Within the vCenter environment, wcpsvc.log shows similar failed permission errors:
YYYY-MM-DDTHH:MM:SS debug wcp [workload/controller.go:938] [opID=######-##-########=######-##] Setting permissions for workload: ######-##
YYYY-MM-DDTHH:MM:SS debug wcp [workload/controller.go:997] [opID=######-##-########=######-##] Setting permissions on entity: ########-#####
YYYY-MM-DDTHH:MM:SS error wcp [workload/controller.go:999] [opID=######-##-########=######-##] Failed to set roles for administrators in workload: ######-##, entity: ########-#####, err: ServerFaultCode: Permission to perform this operation was denied.
vmdird.log contains wcp or workload-storage-management credential errors:
YYYY-MM-DDTHH:MM:SS err vmdird t@###############: SASLSessionStep: sasl error (-13)(SASL(-13): authentication failure: client evidence does not match what we calculated. Probably a password error)
YYYY-MM-DDTHH:MM:SS warning vmdird t@###############: Lockout policy check - account lockout. (cn=workload_storage_management-########-####-####-####-############,cn=serviceprincipals,dc=##########,dc=##########)
YYYY-MM-DDTHH:MM:SS err vmdird t@###############: VdirPasswordFailEvent from user(cn=workload_storage_management-########-####-####-####-############,cn=serviceprincipals,dc=##########,dc=##########), error(0)()
YYYY-MM-DDTHH:MM:SS err vmdird t@###############: VmDirSendLdapResult: Request (Bind), Error (LDAP_INVALID_CREDENTIALS(49)), Message ((49)(SASL step failed.)), (0) socket (127.0.0.1)
YYYY-MM-DDTHH:MM:SS err vmdird t@###############: Bind Request Failed (127.0.0.1) error 49: Protocol version: 3, Bind DN: "CN=workload_storage_management-########-####-####-####-############,cn=ServicePrincipals,dc=##########,dc=##########", Method: SASL
vCenter 8.X
vSphere with Tanzu
During the SSO domain resync operation, the solution users for Tanzu and WCP experienced errors.
Solution user permissions can confirmed using the authz-doctor.py tool
See the following KB: Using the "authz-doctor" tool to identify vCenter permission issues
NOTE: Please make sure proper backups and snapshots of the vCenter are in place before making any changes to the environment.
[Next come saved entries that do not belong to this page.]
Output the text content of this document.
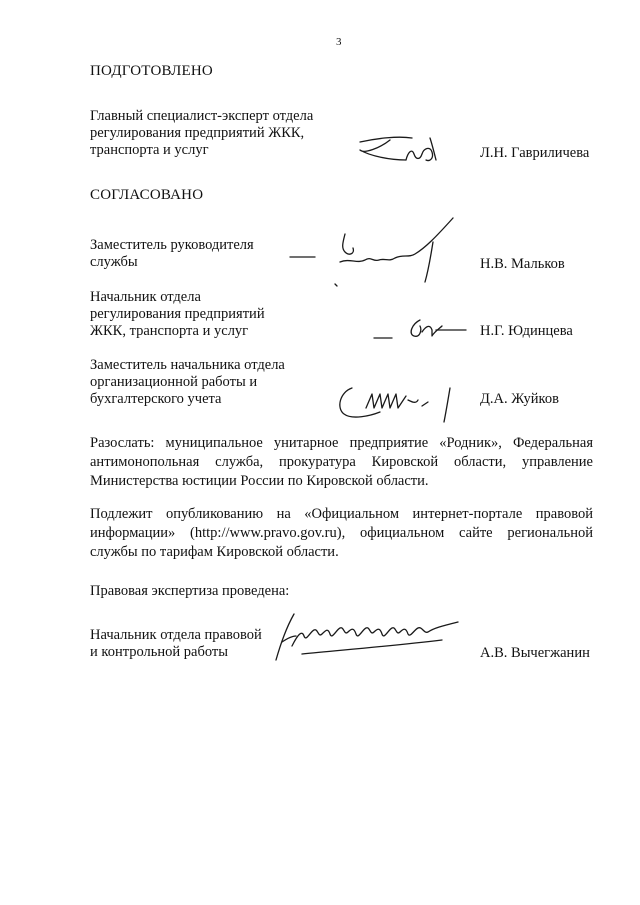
3
ПОДГОТОВЛЕНО
Главный специалист-эксперт отдела
регулирования предприятий ЖКК,
транспорта и услуг	Л.Н. Гавриличева
СОГЛАСОВАНО
Заместитель руководителя
службы	Н.В. Мальков
Начальник отдела
регулирования предприятий
ЖКК, транспорта и услуг	Н.Г. Юдинцева
Заместитель начальника отдела
организационной работы и
бухгалтерского учета	Д.А. Жуйков
Разослать: муниципальное унитарное предприятие «Родник», Федеральная антимонопольная служба, прокуратура Кировской области, управление Министерства юстиции России по Кировской области.
Подлежит опубликованию на «Официальном интернет-портале правовой информации» (http://www.pravo.gov.ru), официальном сайте региональной службы по тарифам Кировской области.
Правовая экспертиза проведена:
Начальник отдела правовой
и контрольной работы	А.В. Вычегжанин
Run the following command from the linked KB to confirm if there are solution-user errors on the vCenter /usr/lib/vmware-vpx/scripts/authz-doctor/authz-doctor.py solution_users # --check
The command will produce a similar output to the following:
root@############ [~ ]# /usr/lib/vmware-vpx/scripts/authz-doctor/authz-doctor.py solution_users # --checkauthz-doctor version: 9.0.0.0-14454563 Following users are direct or indirect members of Administrators group and should be fixed
vpxd-extension-########-####-####-####-############: Administrators
vpxd-########-####-####-####-############: Administrators
If the output is similar, follow the steps in the "Fixing solution users group membership" section of the KB linked above to repair the solution users.